For each microarray hybridization, we will provide an image (.tif) of the MYcroarray on a CD/DVD. In addition, the raw data extracted from each image by GenePix Pro (v6.1.0.4) as well as a gene annotation file will be provided in several formats (.txt, .gpr, .xls). Our basic service also includes array normalization, background correction and an estimation of the presence or absence of each transcript ("Present" call) surveyed by your custom microarray. More advanced statistical analyses may be requested for additional cost (inquire).

Comparative Genomic Hybridization Service

Your DNA samples (10 ug minimum per experiment for bacteria) are shipped to MYcroarray as ethanol precipitates (without centrifugation). Our team evaluates your samples to assess their quality following shipment. Samples will be qualified for further processing if the a A260/A280 spectrophotometeric ratio >1.8 and no significant degradation is seen upon analysis with an Agilent Bioanalyzer 2100 DNA chip or gel electrophoresis.

Our team will convert your DNA sample to cDNA by random priming and include amino-allyl conjugated dXTP to label the cDNA with amino-allyl moieties. We will assess the quality and yield of the cDNA and proceed with template preparation only if the cDNA yield is greater than twice the amount of input DNA and the cDNA size distribution is approximately 100-400 bp (determined by a single strand DNA chip on an Agilent Bioanalyzer).

Next we couple fluorescent dyes to amino-allyl moieties and purify the fluor-coupled cDNA. Our team will assess the extent of dye incorporation spectrophotometrically to be certain that your sample qualifies for MYcroarray hybridization. Our job is to make sure that our sample preparation process has resulted in high quality labeled cDNA from your sample. Based on our experience, high quality template may be the most important parameter for successful outcome from microarray experiments. If the labeled cDNA fails our quality control analysis, we will repeat the sample preparation process with no additional cost to you.

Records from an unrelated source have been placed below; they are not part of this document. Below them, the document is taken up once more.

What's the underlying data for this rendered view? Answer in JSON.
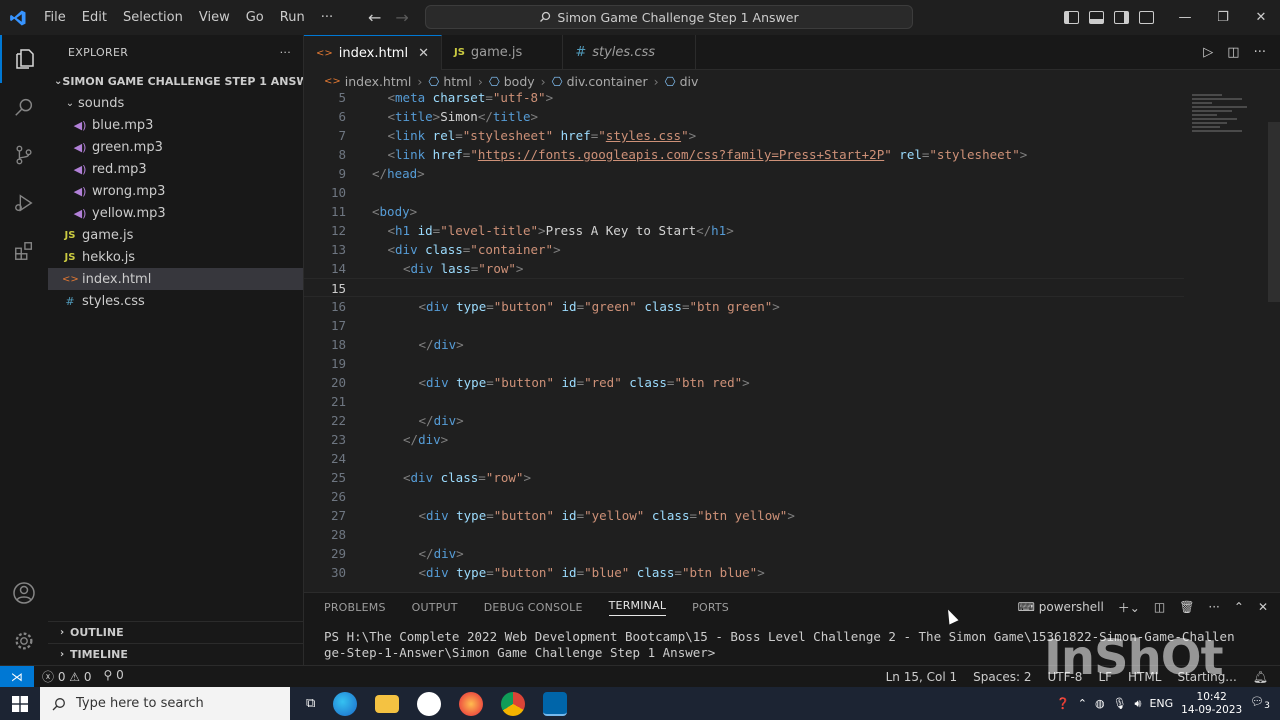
{
  "titlebar": {
    "menu": [
      "File",
      "Edit",
      "Selection",
      "View",
      "Go",
      "Run",
      "···"
    ],
    "command_center": "Simon Game Challenge Step 1 Answer",
    "controls": [
      "—",
      "❐",
      "✕"
    ]
  },
  "explorer": {
    "header": "EXPLORER",
    "more": "···",
    "root": "SIMON GAME CHALLENGE STEP 1 ANSWER",
    "sounds_folder": "sounds",
    "sound_files": [
      "blue.mp3",
      "green.mp3",
      "red.mp3",
      "wrong.mp3",
      "yellow.mp3"
    ],
    "files": [
      {
        "name": "game.js",
        "icon": "JS",
        "type": "js"
      },
      {
        "name": "hekko.js",
        "icon": "JS",
        "type": "js"
      },
      {
        "name": "index.html",
        "icon": "<>",
        "type": "html"
      },
      {
        "name": "styles.css",
        "icon": "#",
        "type": "css"
      }
    ],
    "outline": "OUTLINE",
    "timeline": "TIMELINE"
  },
  "tabs": [
    {
      "label": "index.html",
      "icon": "<>",
      "active": true
    },
    {
      "label": "game.js",
      "icon": "JS",
      "active": false
    },
    {
      "label": "styles.css",
      "icon": "#",
      "active": false
    }
  ],
  "breadcrumb": [
    "index.html",
    "html",
    "body",
    "div.container",
    "div"
  ],
  "code": {
    "current_line": 15,
    "lines": [
      {
        "n": "5",
        "indent": 1,
        "parts": [
          [
            "br",
            "<"
          ],
          [
            "tag",
            "meta"
          ],
          [
            "attr",
            " charset"
          ],
          [
            "br",
            "="
          ],
          [
            "val",
            "\"utf-8\""
          ],
          [
            "br",
            ">"
          ]
        ]
      },
      {
        "n": "6",
        "indent": 1,
        "parts": [
          [
            "br",
            "<"
          ],
          [
            "tag",
            "title"
          ],
          [
            "br",
            ">"
          ],
          [
            "txt",
            "Simon"
          ],
          [
            "br",
            "</"
          ],
          [
            "tag",
            "title"
          ],
          [
            "br",
            ">"
          ]
        ]
      },
      {
        "n": "7",
        "indent": 1,
        "parts": [
          [
            "br",
            "<"
          ],
          [
            "tag",
            "link"
          ],
          [
            "attr",
            " rel"
          ],
          [
            "br",
            "="
          ],
          [
            "val",
            "\"stylesheet\""
          ],
          [
            "attr",
            " href"
          ],
          [
            "br",
            "="
          ],
          [
            "val",
            "\""
          ],
          [
            "link",
            "styles.css"
          ],
          [
            "val",
            "\""
          ],
          [
            "br",
            ">"
          ]
        ]
      },
      {
        "n": "8",
        "indent": 1,
        "parts": [
          [
            "br",
            "<"
          ],
          [
            "tag",
            "link"
          ],
          [
            "attr",
            " href"
          ],
          [
            "br",
            "="
          ],
          [
            "val",
            "\""
          ],
          [
            "link",
            "https://fonts.googleapis.com/css?family=Press+Start+2P"
          ],
          [
            "val",
            "\""
          ],
          [
            "attr",
            " rel"
          ],
          [
            "br",
            "="
          ],
          [
            "val",
            "\"stylesheet\""
          ],
          [
            "br",
            ">"
          ]
        ]
      },
      {
        "n": "9",
        "indent": 0,
        "parts": [
          [
            "br",
            "</"
          ],
          [
            "tag",
            "head"
          ],
          [
            "br",
            ">"
          ]
        ]
      },
      {
        "n": "10",
        "indent": 0,
        "parts": []
      },
      {
        "n": "11",
        "indent": 0,
        "parts": [
          [
            "br",
            "<"
          ],
          [
            "tag",
            "body"
          ],
          [
            "br",
            ">"
          ]
        ]
      },
      {
        "n": "12",
        "indent": 1,
        "parts": [
          [
            "br",
            "<"
          ],
          [
            "tag",
            "h1"
          ],
          [
            "attr",
            " id"
          ],
          [
            "br",
            "="
          ],
          [
            "val",
            "\"level-title\""
          ],
          [
            "br",
            ">"
          ],
          [
            "txt",
            "Press A Key to Start"
          ],
          [
            "br",
            "</"
          ],
          [
            "tag",
            "h1"
          ],
          [
            "br",
            ">"
          ]
        ]
      },
      {
        "n": "13",
        "indent": 1,
        "parts": [
          [
            "br",
            "<"
          ],
          [
            "tag",
            "div"
          ],
          [
            "attr",
            " class"
          ],
          [
            "br",
            "="
          ],
          [
            "val",
            "\"container\""
          ],
          [
            "br",
            ">"
          ]
        ]
      },
      {
        "n": "14",
        "indent": 2,
        "parts": [
          [
            "br",
            "<"
          ],
          [
            "tag",
            "div"
          ],
          [
            "attr",
            " lass"
          ],
          [
            "br",
            "="
          ],
          [
            "val",
            "\"row\""
          ],
          [
            "br",
            ">"
          ]
        ]
      },
      {
        "n": "15",
        "indent": 0,
        "parts": []
      },
      {
        "n": "16",
        "indent": 3,
        "parts": [
          [
            "br",
            "<"
          ],
          [
            "tag",
            "div"
          ],
          [
            "attr",
            " type"
          ],
          [
            "br",
            "="
          ],
          [
            "val",
            "\"button\""
          ],
          [
            "attr",
            " id"
          ],
          [
            "br",
            "="
          ],
          [
            "val",
            "\"green\""
          ],
          [
            "attr",
            " class"
          ],
          [
            "br",
            "="
          ],
          [
            "val",
            "\"btn green\""
          ],
          [
            "br",
            ">"
          ]
        ]
      },
      {
        "n": "17",
        "indent": 0,
        "parts": []
      },
      {
        "n": "18",
        "indent": 3,
        "parts": [
          [
            "br",
            "</"
          ],
          [
            "tag",
            "div"
          ],
          [
            "br",
            ">"
          ]
        ]
      },
      {
        "n": "19",
        "indent": 0,
        "parts": []
      },
      {
        "n": "20",
        "indent": 3,
        "parts": [
          [
            "br",
            "<"
          ],
          [
            "tag",
            "div"
          ],
          [
            "attr",
            " type"
          ],
          [
            "br",
            "="
          ],
          [
            "val",
            "\"button\""
          ],
          [
            "attr",
            " id"
          ],
          [
            "br",
            "="
          ],
          [
            "val",
            "\"red\""
          ],
          [
            "attr",
            " class"
          ],
          [
            "br",
            "="
          ],
          [
            "val",
            "\"btn red\""
          ],
          [
            "br",
            ">"
          ]
        ]
      },
      {
        "n": "21",
        "indent": 0,
        "parts": []
      },
      {
        "n": "22",
        "indent": 3,
        "parts": [
          [
            "br",
            "</"
          ],
          [
            "tag",
            "div"
          ],
          [
            "br",
            ">"
          ]
        ]
      },
      {
        "n": "23",
        "indent": 2,
        "parts": [
          [
            "br",
            "</"
          ],
          [
            "tag",
            "div"
          ],
          [
            "br",
            ">"
          ]
        ]
      },
      {
        "n": "24",
        "indent": 0,
        "parts": []
      },
      {
        "n": "25",
        "indent": 2,
        "parts": [
          [
            "br",
            "<"
          ],
          [
            "tag",
            "div"
          ],
          [
            "attr",
            " class"
          ],
          [
            "br",
            "="
          ],
          [
            "val",
            "\"row\""
          ],
          [
            "br",
            ">"
          ]
        ]
      },
      {
        "n": "26",
        "indent": 0,
        "parts": []
      },
      {
        "n": "27",
        "indent": 3,
        "parts": [
          [
            "br",
            "<"
          ],
          [
            "tag",
            "div"
          ],
          [
            "attr",
            " type"
          ],
          [
            "br",
            "="
          ],
          [
            "val",
            "\"button\""
          ],
          [
            "attr",
            " id"
          ],
          [
            "br",
            "="
          ],
          [
            "val",
            "\"yellow\""
          ],
          [
            "attr",
            " class"
          ],
          [
            "br",
            "="
          ],
          [
            "val",
            "\"btn yellow\""
          ],
          [
            "br",
            ">"
          ]
        ]
      },
      {
        "n": "28",
        "indent": 0,
        "parts": []
      },
      {
        "n": "29",
        "indent": 3,
        "parts": [
          [
            "br",
            "</"
          ],
          [
            "tag",
            "div"
          ],
          [
            "br",
            ">"
          ]
        ]
      },
      {
        "n": "30",
        "indent": 3,
        "parts": [
          [
            "br",
            "<"
          ],
          [
            "tag",
            "div"
          ],
          [
            "attr",
            " type"
          ],
          [
            "br",
            "="
          ],
          [
            "val",
            "\"button\""
          ],
          [
            "attr",
            " id"
          ],
          [
            "br",
            "="
          ],
          [
            "val",
            "\"blue\""
          ],
          [
            "attr",
            " class"
          ],
          [
            "br",
            "="
          ],
          [
            "val",
            "\"btn blue\""
          ],
          [
            "br",
            ">"
          ]
        ]
      }
    ]
  },
  "panel": {
    "tabs": [
      "PROBLEMS",
      "OUTPUT",
      "DEBUG CONSOLE",
      "TERMINAL",
      "PORTS"
    ],
    "active_tab": "TERMINAL",
    "shell": "powershell",
    "terminal_lines": [
      "PS H:\\The Complete 2022 Web Development Bootcamp\\15 - Boss Level Challenge 2 - The Simon Game\\15361822-Simon-Game-Challen",
      "ge-Step-1-Answer\\Simon Game Challenge Step 1 Answer>"
    ]
  },
  "statusbar": {
    "errors": "0",
    "warnings": "0",
    "ports": "0",
    "position": "Ln 15, Col 1",
    "spaces": "Spaces: 2",
    "encoding": "UTF-8",
    "eol": "LF",
    "language": "HTML",
    "activity": "Starting..."
  },
  "taskbar": {
    "search_placeholder": "Type here to search",
    "lang": "ENG",
    "time": "10:42",
    "date": "14-09-2023",
    "notifications": "3"
  },
  "watermark": "InShOt",
  "colors": {
    "accent": "#0078d4",
    "editor_bg": "#1f1f1f",
    "sidebar_bg": "#181818"
  }
}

For each experiment, either a two color competitive hybridization on one array or two single color hybridizations on two arrays may be performed upon your request. The cost of generating the labeled cDNA from each sample is the same regardless of which experimental format (one color or two colors) is chosen. Our customers can custom design their own experiments by indicating how many technical replicates of both probes and arrays are desired. Our team has many years of experience in the design of microarray experiments and we can offer our advice if requested.

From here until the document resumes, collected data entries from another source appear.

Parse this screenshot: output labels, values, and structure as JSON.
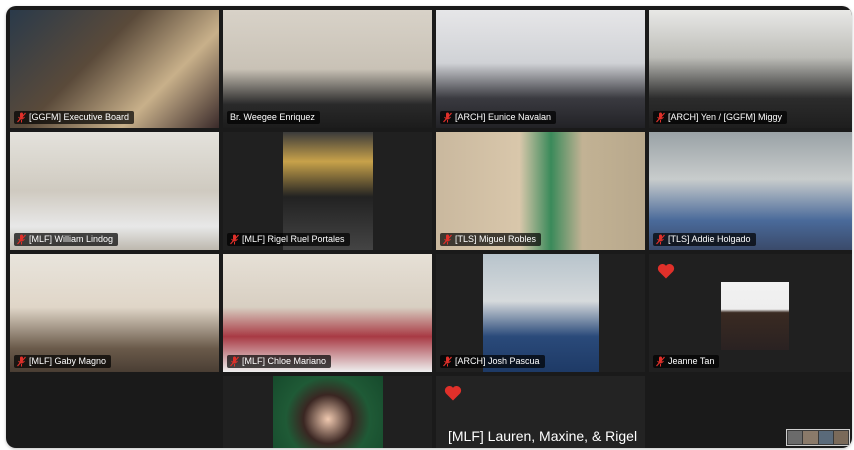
{
  "meeting": {
    "participants": [
      {
        "name": "[GGFM] Executive Board"
      },
      {
        "name": "Br. Weegee Enriquez"
      },
      {
        "name": "[ARCH] Eunice Navalan"
      },
      {
        "name": "[ARCH] Yen / [GGFM] Miggy"
      },
      {
        "name": "[MLF] William Lindog"
      },
      {
        "name": "[MLF] Rigel Ruel Portales"
      },
      {
        "name": "[TLS] Miguel Robles"
      },
      {
        "name": "[TLS] Addie Holgado"
      },
      {
        "name": "[MLF] Gaby Magno"
      },
      {
        "name": "[MLF] Chloe Mariano"
      },
      {
        "name": "[ARCH] Josh Pascua"
      },
      {
        "name": "Jeanne Tan"
      }
    ],
    "camera_off_tile": {
      "name": "[MLF] Lauren, Maxine, & Rigel"
    },
    "active_speaker_color": "#2fcf62",
    "muted_icon": "microphone-muted-icon",
    "heart_icon": "heart-icon",
    "heart_color": "#e0302a"
  }
}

For each MYcroarray hybridization, we will provide an image (.tif) of the MYcroarray on a CD. In addition, the raw data extracted from each image by GenePix Pro (v6.1.0.4) as well as a gene annotation file will be provided in the different formats (.txt, .gpr, .xls). Our basic service also includes array normalization, background correction and an estimation of the presence or absence of each gene ("Present" call) surveyed by your custom MYcroarray. More advanced statistical analyses may be requested for additional cost (inquire).